Heinsberg: Furcht vor dem Brustkrebs lässt Frauen erstarren

Heinsberg : Furcht vor dem Brustkrebs lässt Frauen erstarren

Egal ob es im lockeren Kollegenplausch über dies und das zur Sprache kommt, im privaten Gespräch mit Freundinnen oder etwa beim Arzt - das Thema Brustkrebs löst wohl bei den meisten Frauen stets einen kalten Schauer aus.

Nicht selten führt die Angst vor dieser gefährlichen Erkrankung auch zu einem Meideverhalten. Einfach nicht daran denken, dass es passieren könnte. Wird schon schief gehen...

Wenn das Unfassbare dann aber doch geschieht, bricht für die betroffenen Frauen und ihre Angehörigen eine Welt zusammen, weiß Brunni Maiß. Die Krankenschwester ist Stationsleiterin der Gynäkologie im Heinsberger Krankenhaus und seit kurzem auch ausgebildete Pflegeexpertin für Brusterkrankungen.

Mit der durch die Deutsche Gesellschaft für Gesundheits- und Pflegewissenschaft durchgeführten Ausbildung der erfahrenen Krankenschwester untermauert das Heinsberger Krankenhaus seinen Ruf als Brustzentrum in der Region.

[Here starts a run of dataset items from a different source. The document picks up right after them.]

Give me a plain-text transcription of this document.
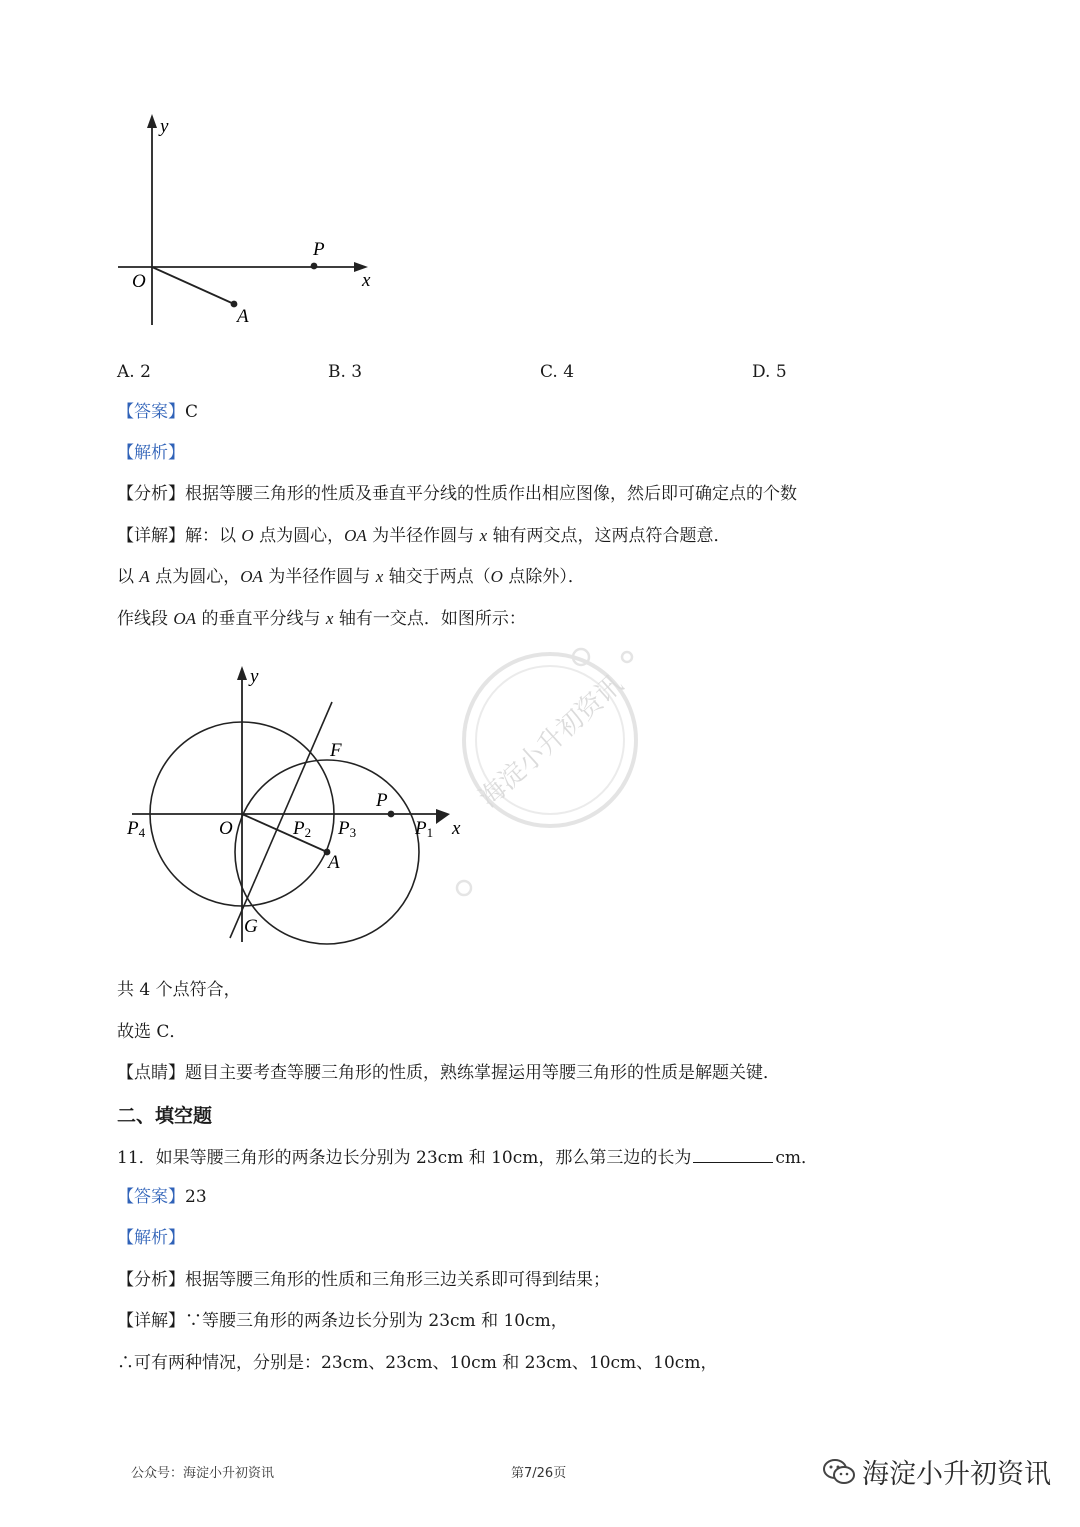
y
x
O
P
A
A. 2	B. 3	C. 4	D. 5
【答案】C
【解析】
【分析】根据等腰三角形的性质及垂直平分线的性质作出相应图像，然后即可确定点的个数
【详解】解：以 O 点为圆心，OA 为半径作圆与 x 轴有两交点，这两点符合题意．
以 A 点为圆心，OA 为半径作圆与 x 轴交于两点（O 点除外）．
作线段 OA 的垂直平分线与 x 轴有一交点．如图所示：
海淀小升初资讯
y
x
O
F
G
A
P
P4	P2 P3	P1
共 4 个点符合，
故选 C．
【点睛】题目主要考查等腰三角形的性质，熟练掌握运用等腰三角形的性质是解题关键．
二、填空题
11．如果等腰三角形的两条边长分别为 23cm 和 10cm，那么第三边的长为	cm．
【答案】23
【解析】
【分析】根据等腰三角形的性质和三角形三边关系即可得到结果；
【详解】∵等腰三角形的两条边长分别为 23cm 和 10cm，
∴可有两种情况，分别是：23cm、23cm、10cm 和 23cm、10cm、10cm，
公众号：海淀小升初资讯	第7/26页	海淀小升初资讯
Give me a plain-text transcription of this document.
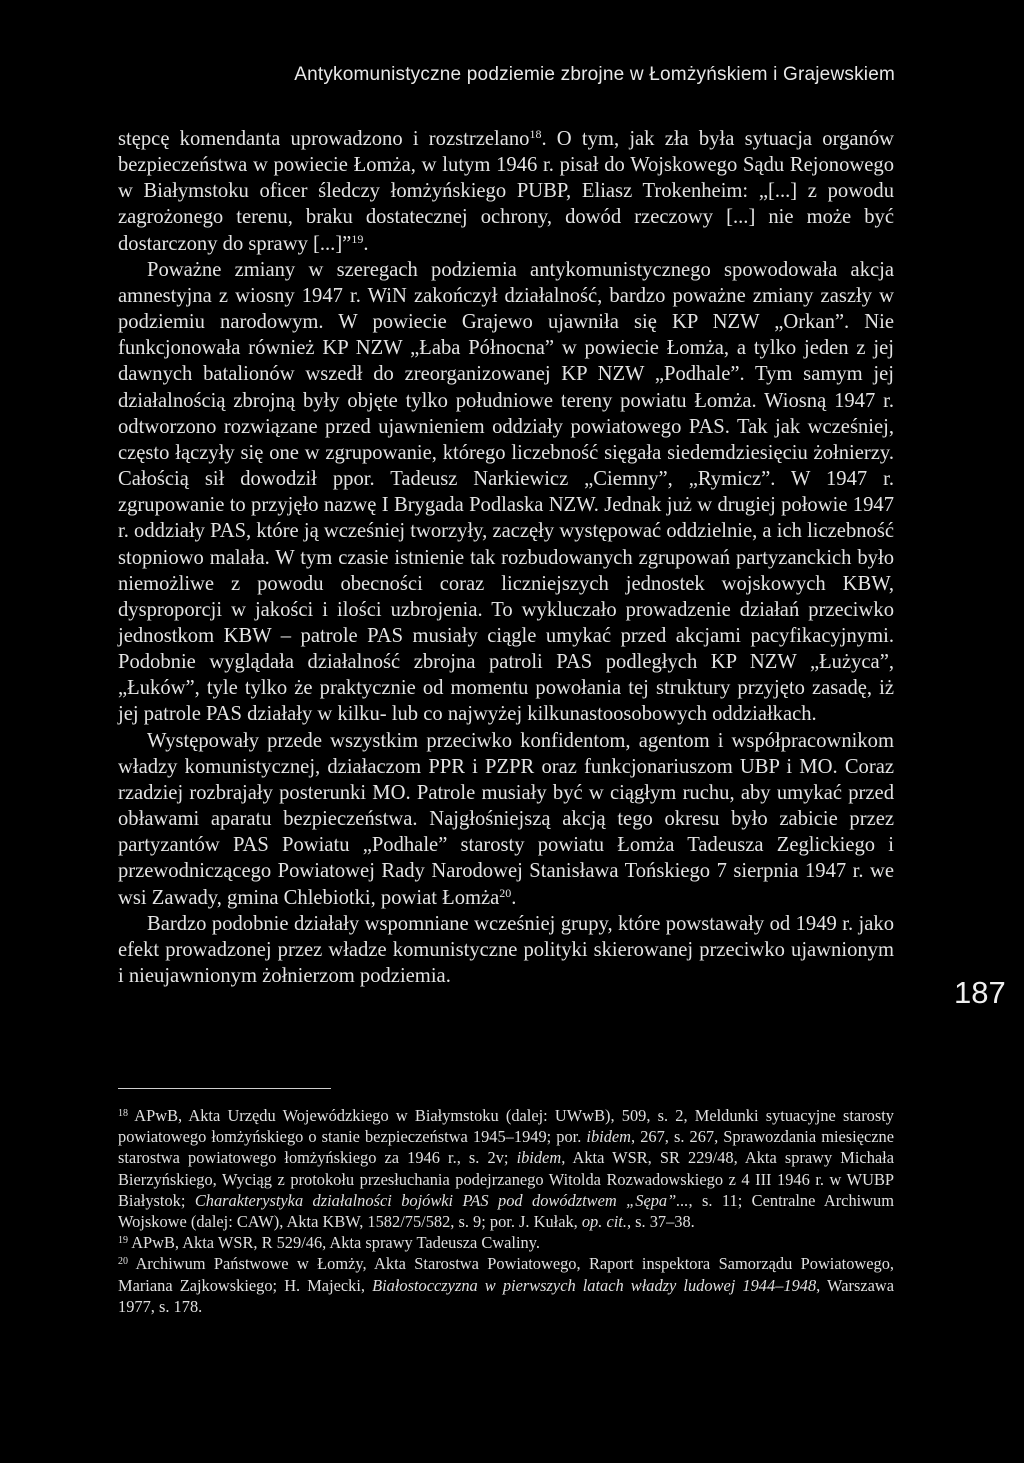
Antykomunistyczne podziemie zbrojne w Łomżyńskiem i Grajewskiem

stępcę komendanta uprowadzono i rozstrzelano$^{18}$. O tym, jak zła była sytuacja organów bezpieczeństwa w powiecie Łomża, w lutym 1946 r. pisał do Wojskowego Sądu Rejonowego w Białymstoku oficer śledczy łomżyńskiego PUBP, Eliasz Trokenheim: „[...] z powodu zagrożonego terenu, braku dostatecznej ochrony, dowód rzeczowy [...] nie może być dostarczony do sprawy [...]”$^{19}$.

Poważne zmiany w szeregach podziemia antykomunistycznego spowodowała akcja amnestyjna z wiosny 1947 r. WiN zakończył działalność, bardzo poważne zmiany zaszły w podziemiu narodowym. W powiecie Grajewo ujawniła się KP NZW „Orkan”. Nie funkcjonowała również KP NZW „Łaba Północna” w powiecie Łomża, a tylko jeden z jej dawnych batalionów wszedł do zreorganizowanej KP NZW „Podhale”. Tym samym jej działalnością zbrojną były objęte tylko południowe tereny powiatu Łomża. Wiosną 1947 r. odtworzono rozwiązane przed ujawnieniem oddziały powiatowego PAS. Tak jak wcześniej, często łączyły się one w zgrupowanie, którego liczebność sięgała siedemdziesięciu żołnierzy. Całością sił dowodził ppor. Tadeusz Narkiewicz „Ciemny”, „Rymicz”. W 1947 r. zgrupowanie to przyjęło nazwę I Brygada Podlaska NZW. Jednak już w drugiej połowie 1947 r. oddziały PAS, które ją wcześniej tworzyły, zaczęły występować oddzielnie, a ich liczebność stopniowo malała. W tym czasie istnienie tak rozbudowanych zgrupowań partyzanckich było niemożliwe z powodu obecności coraz liczniejszych jednostek wojskowych KBW, dysproporcji w jakości i ilości uzbrojenia. To wykluczało prowadzenie działań przeciwko jednostkom KBW – patrole PAS musiały ciągle umykać przed akcjami pacyfikacyjnymi. Podobnie wyglądała działalność zbrojna patroli PAS podległych KP NZW „Łużyca”, „Łuków”, tyle tylko że praktycznie od momentu powołania tej struktury przyjęto zasadę, iż jej patrole PAS działały w kilku- lub co najwyżej kilkunastoosobowych oddziałkach.

Występowały przede wszystkim przeciwko konfidentom, agentom i współpracownikom władzy komunistycznej, działaczom PPR i PZPR oraz funkcjonariuszom UBP i MO. Coraz rzadziej rozbrajały posterunki MO. Patrole musiały być w ciągłym ruchu, aby umykać przed obławami aparatu bezpieczeństwa. Najgłośniejszą akcją tego okresu było zabicie przez partyzantów PAS Powiatu „Podhale” starosty powiatu Łomża Tadeusza Zeglickiego i przewodniczącego Powiatowej Rady Narodowej Stanisława Tońskiego 7 sierpnia 1947 r. we wsi Zawady, gmina Chlebiotki, powiat Łomża$^{20}$.

Bardzo podobnie działały wspomniane wcześniej grupy, które powstawały od 1949 r. jako efekt prowadzonej przez władze komunistyczne polityki skierowanej przeciwko ujawnionym i nieujawnionym żołnierzom podziemia.	187

$^{18}$ APwB, Akta Urzędu Wojewódzkiego w Białymstoku (dalej: UWwB), 509, s. 2, Meldunki sytuacyjne starosty powiatowego łomżyńskiego o stanie bezpieczeństwa 1945–1949; por. ibidem, 267, s. 267, Sprawozdania miesięczne starostwa powiatowego łomżyńskiego za 1946 r., s. 2v; ibidem, Akta WSR, SR 229/48, Akta sprawy Michała Bierzyńskiego, Wyciąg z protokołu przesłuchania podejrzanego Witolda Rozwadowskiego z 4 III 1946 r. w WUBP Białystok; Charakterystyka działalności bojówki PAS pod dowództwem „Sępa”..., s. 11; Centralne Archiwum Wojskowe (dalej: CAW), Akta KBW, 1582/75/582, s. 9; por. J. Kułak, op. cit., s. 37–38.

$^{19}$ APwB, Akta WSR, R 529/46, Akta sprawy Tadeusza Cwaliny.

$^{20}$ Archiwum Państwowe w Łomży, Akta Starostwa Powiatowego, Raport inspektora Samorządu Powiatowego, Mariana Zajkowskiego; H. Majecki, Białostocczyzna w pierwszych latach władzy ludowej 1944–1948, Warszawa 1977, s. 178.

Es sei für die Frauen eine außergewöhnliche, psychische Belastungssituation, in die sie sich schlagartig durch die Diagnose Brustkrebs versetzt sähen, erläutert Schwester Brunni. „Die Patientinnen sollen vorwiegend von nur einer Schwester betreut werden, zu der sie auch ein besonderes Vertrauensverhältnis aufbauen können.”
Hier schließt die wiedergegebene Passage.